4, The One-Mass Model
A crucial component must be added to our simple model. An acoustic tube (to represent the vocal tract) is now attached to our model. Why is the acoustic tube needed? For the vocal folds to sustain oscillation, we know there must be a negative pressure within the glottis. But, pressure from the lungs cannot be negative; it is always positive. So, how does the air pressure at the level of the glottis become negative? Make a mental image of the the air from the lungs moving uni-directionally upward. When the glottis is closing, the airflow begins to decrease, but the air that is above the glottis does not "know" this, so it continues to move with its same speed (because of inertia). This creates a region just above the vocal folds where the air pressure decreases, because air is not coming from the bottom through the glottis as fast as it is leaving above. When the vocal folds are opening, fluid pressure against the walls is greater than when the vocal folds are close together. Thus, it is the asymmetry of driving force (air) that sustains oscillation.

Although our one-mass model is a closer representation of actual vocal fold oscillation than the myoelastic-aerodynamic model, some refinements will make the model even more like human phonation.
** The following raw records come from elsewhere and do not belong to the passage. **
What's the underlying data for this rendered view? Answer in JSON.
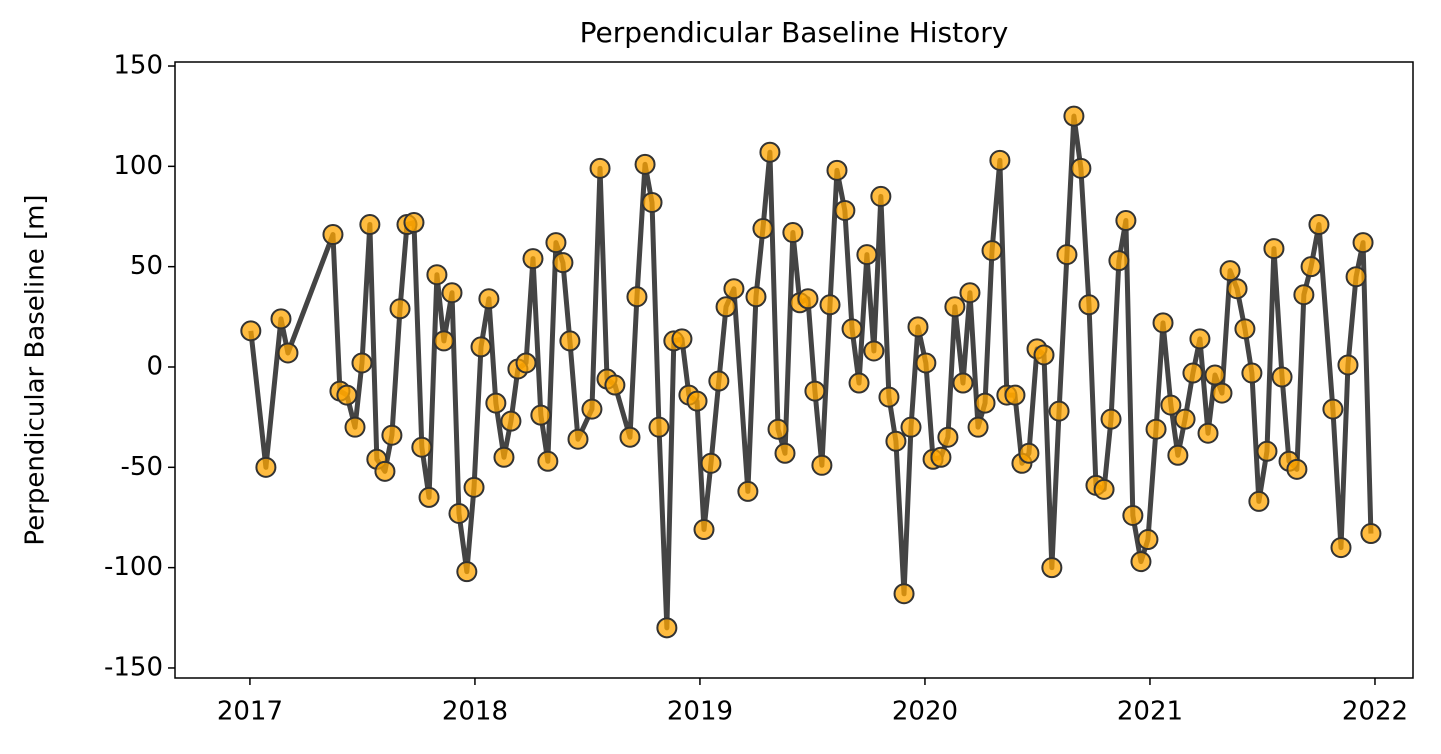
{
  "chart_data": {
    "type": "line",
    "title": "Perpendicular Baseline History",
    "ylabel": "Perpendicular Baseline [m]",
    "x": [
      2017.004,
      2017.071,
      2017.138,
      2017.169,
      2017.369,
      2017.4,
      2017.431,
      2017.467,
      2017.498,
      2017.533,
      2017.564,
      2017.6,
      2017.631,
      2017.667,
      2017.698,
      2017.729,
      2017.764,
      2017.796,
      2017.831,
      2017.862,
      2017.898,
      2017.929,
      2017.964,
      2017.996,
      2018.027,
      2018.062,
      2018.093,
      2018.129,
      2018.16,
      2018.191,
      2018.227,
      2018.258,
      2018.293,
      2018.324,
      2018.36,
      2018.391,
      2018.422,
      2018.458,
      2018.52,
      2018.556,
      2018.587,
      2018.622,
      2018.689,
      2018.72,
      2018.756,
      2018.787,
      2018.818,
      2018.853,
      2018.884,
      2018.92,
      2018.951,
      2018.987,
      2019.018,
      2019.049,
      2019.084,
      2019.116,
      2019.151,
      2019.213,
      2019.249,
      2019.28,
      2019.311,
      2019.347,
      2019.378,
      2019.413,
      2019.444,
      2019.48,
      2019.511,
      2019.542,
      2019.578,
      2019.609,
      2019.644,
      2019.676,
      2019.707,
      2019.742,
      2019.773,
      2019.804,
      2019.84,
      2019.871,
      2019.907,
      2019.938,
      2019.969,
      2020.004,
      2020.036,
      2020.071,
      2020.102,
      2020.133,
      2020.169,
      2020.2,
      2020.236,
      2020.267,
      2020.298,
      2020.333,
      2020.364,
      2020.4,
      2020.431,
      2020.462,
      2020.498,
      2020.529,
      2020.564,
      2020.596,
      2020.631,
      2020.662,
      2020.693,
      2020.729,
      2020.76,
      2020.796,
      2020.827,
      2020.862,
      2020.893,
      2020.924,
      2020.96,
      2020.991,
      2021.027,
      2021.058,
      2021.093,
      2021.124,
      2021.156,
      2021.191,
      2021.222,
      2021.258,
      2021.289,
      2021.32,
      2021.356,
      2021.387,
      2021.422,
      2021.453,
      2021.484,
      2021.52,
      2021.551,
      2021.587,
      2021.618,
      2021.653,
      2021.684,
      2021.716,
      2021.751,
      2021.813,
      2021.849,
      2021.88,
      2021.916,
      2021.947,
      2021.982
    ],
    "values": [
      18,
      -50,
      24,
      7,
      66,
      -12,
      -14,
      -30,
      2,
      71,
      -46,
      -52,
      -34,
      29,
      71,
      72,
      -40,
      -65,
      46,
      13,
      37,
      -73,
      -102,
      -60,
      10,
      34,
      -18,
      -45,
      -27,
      -1,
      2,
      54,
      -24,
      -47,
      62,
      52,
      13,
      -36,
      -21,
      99,
      -6,
      -9,
      -35,
      35,
      101,
      82,
      -30,
      -130,
      13,
      14,
      -14,
      -17,
      -81,
      -48,
      -7,
      30,
      39,
      -62,
      35,
      69,
      107,
      -31,
      -43,
      67,
      32,
      34,
      -12,
      -49,
      31,
      98,
      78,
      19,
      -8,
      56,
      8,
      85,
      -15,
      -37,
      -113,
      -30,
      20,
      2,
      -46,
      -45,
      -35,
      30,
      -8,
      37,
      -30,
      -18,
      58,
      103,
      -14,
      -14,
      -48,
      -43,
      9,
      6,
      -100,
      -22,
      56,
      125,
      99,
      31,
      -59,
      -61,
      -26,
      53,
      73,
      -74,
      -97,
      -86,
      -31,
      22,
      -19,
      -44,
      -26,
      -3,
      14,
      -33,
      -4,
      -13,
      48,
      39,
      19,
      -3,
      -67,
      -42,
      59,
      -5,
      -47,
      -51,
      36,
      50,
      71,
      -21,
      -90,
      1,
      45,
      62,
      -83
    ],
    "line_color": "#444444",
    "marker_color": "#ffa500",
    "xlim": [
      2016.667,
      2022.169
    ],
    "xticks": [
      2017,
      2018,
      2019,
      2020,
      2021,
      2022
    ],
    "ylim": [
      -155,
      152
    ],
    "yticks": [
      -150,
      -100,
      -50,
      0,
      50,
      100,
      150
    ]
  }
}
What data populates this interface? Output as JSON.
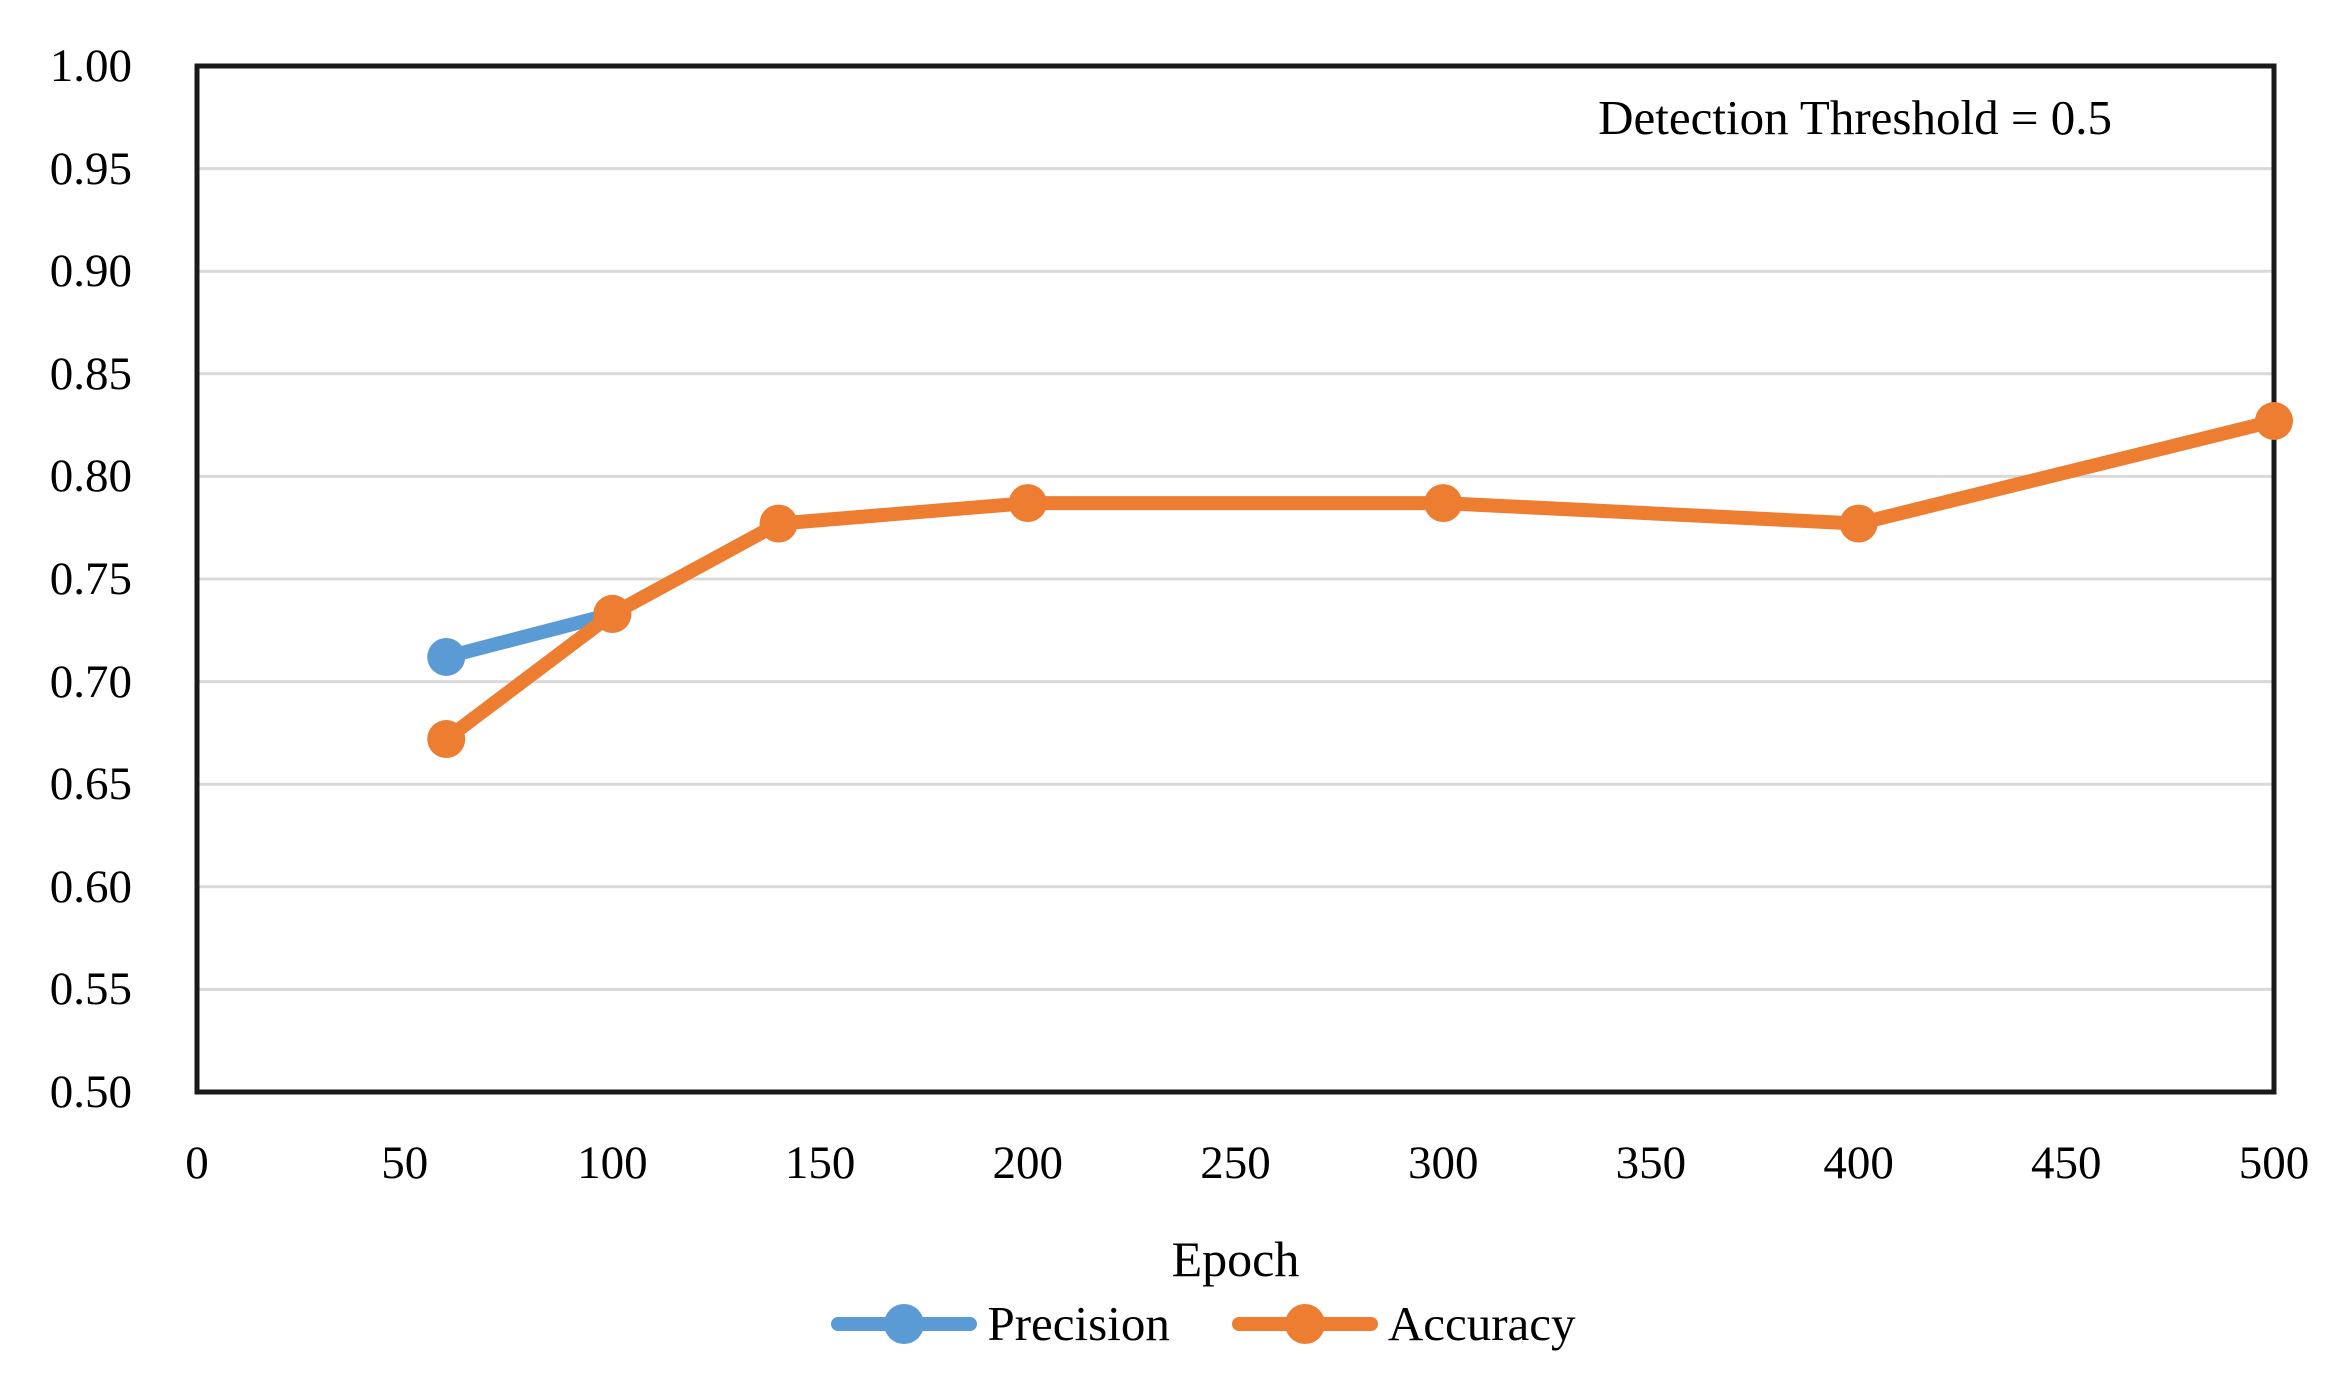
{
  "chart_data": {
    "type": "line",
    "title": "",
    "annotation": "Detection Threshold = 0.5",
    "xlabel": "Epoch",
    "ylabel": "",
    "xlim": [
      0,
      500
    ],
    "ylim": [
      0.5,
      1.0
    ],
    "xticks": [
      0,
      50,
      100,
      150,
      200,
      250,
      300,
      350,
      400,
      450,
      500
    ],
    "xtick_labels": [
      "0",
      "50",
      "100",
      "150",
      "200",
      "250",
      "300",
      "350",
      "400",
      "450",
      "500"
    ],
    "yticks": [
      0.5,
      0.55,
      0.6,
      0.65,
      0.7,
      0.75,
      0.8,
      0.85,
      0.9,
      0.95,
      1.0
    ],
    "ytick_labels": [
      "0.50",
      "0.55",
      "0.60",
      "0.65",
      "0.70",
      "0.75",
      "0.80",
      "0.85",
      "0.90",
      "0.95",
      "1.00"
    ],
    "grid": "horizontal-only",
    "legend_position": "bottom-center",
    "series": [
      {
        "name": "Precision",
        "color": "#5B9BD5",
        "x": [
          60,
          100
        ],
        "y": [
          0.712,
          0.733
        ]
      },
      {
        "name": "Accuracy",
        "color": "#ED7D31",
        "x": [
          60,
          100,
          140,
          200,
          300,
          400,
          500
        ],
        "y": [
          0.672,
          0.733,
          0.777,
          0.787,
          0.787,
          0.777,
          0.827
        ]
      }
    ],
    "colors": {
      "gridline": "#D9D9D9",
      "frame": "#1A1A1A",
      "text": "#000000",
      "background": "#FFFFFF"
    }
  }
}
An increased use of videostroboscopy in clinics and research labs has allowed vocologists to observe many sets of vocal folds in slow motion. These observations have shown that vocal folds rarely move in a uniform block as depicted in our one-mass model. Rather, the vocal folds move in a wave-like motion from bottom to top, with the bottom edge leading the way. A more sophisticated version of the model can mimic the motion.


5, The Three-Mass Model
So, let's continue building our model. In order to model the shape of the vocal folds more accurately, we add two small masses (depicted as m1 and m2), one on top of the other, to represent the cover of the vocal fold. A large mass (depicted as m) represents the thyroarytenoid muscle. Although independent of one another in movement, all three masses are connected by springs and damping constants. Here is how the model looks and moves now:

Note that at some points in the cycle, the bottom of the vocal folds are farther apart than the upper part of the folds. We call this a convergent shape because the airflow is converging. On the other hand, the airflow diverges when the lowermost parts of the vocal folds are closer together; this is a divergent glottal shape. Average air pressures within the glottis tend to be larger in the convergent glottal configuration than in the divergent shape, resulting in the asymmetry of air pressures needed to sustain oscillation.

As technical capabilities in computer software and hardware increase and as improved imaging techniques allow researchers to study vocal folds in motion, models are increasingly becoming more realistic. Dr. Ingo Titze and his colleagues at The University of Iowa routinely use 16-mass models in their studies.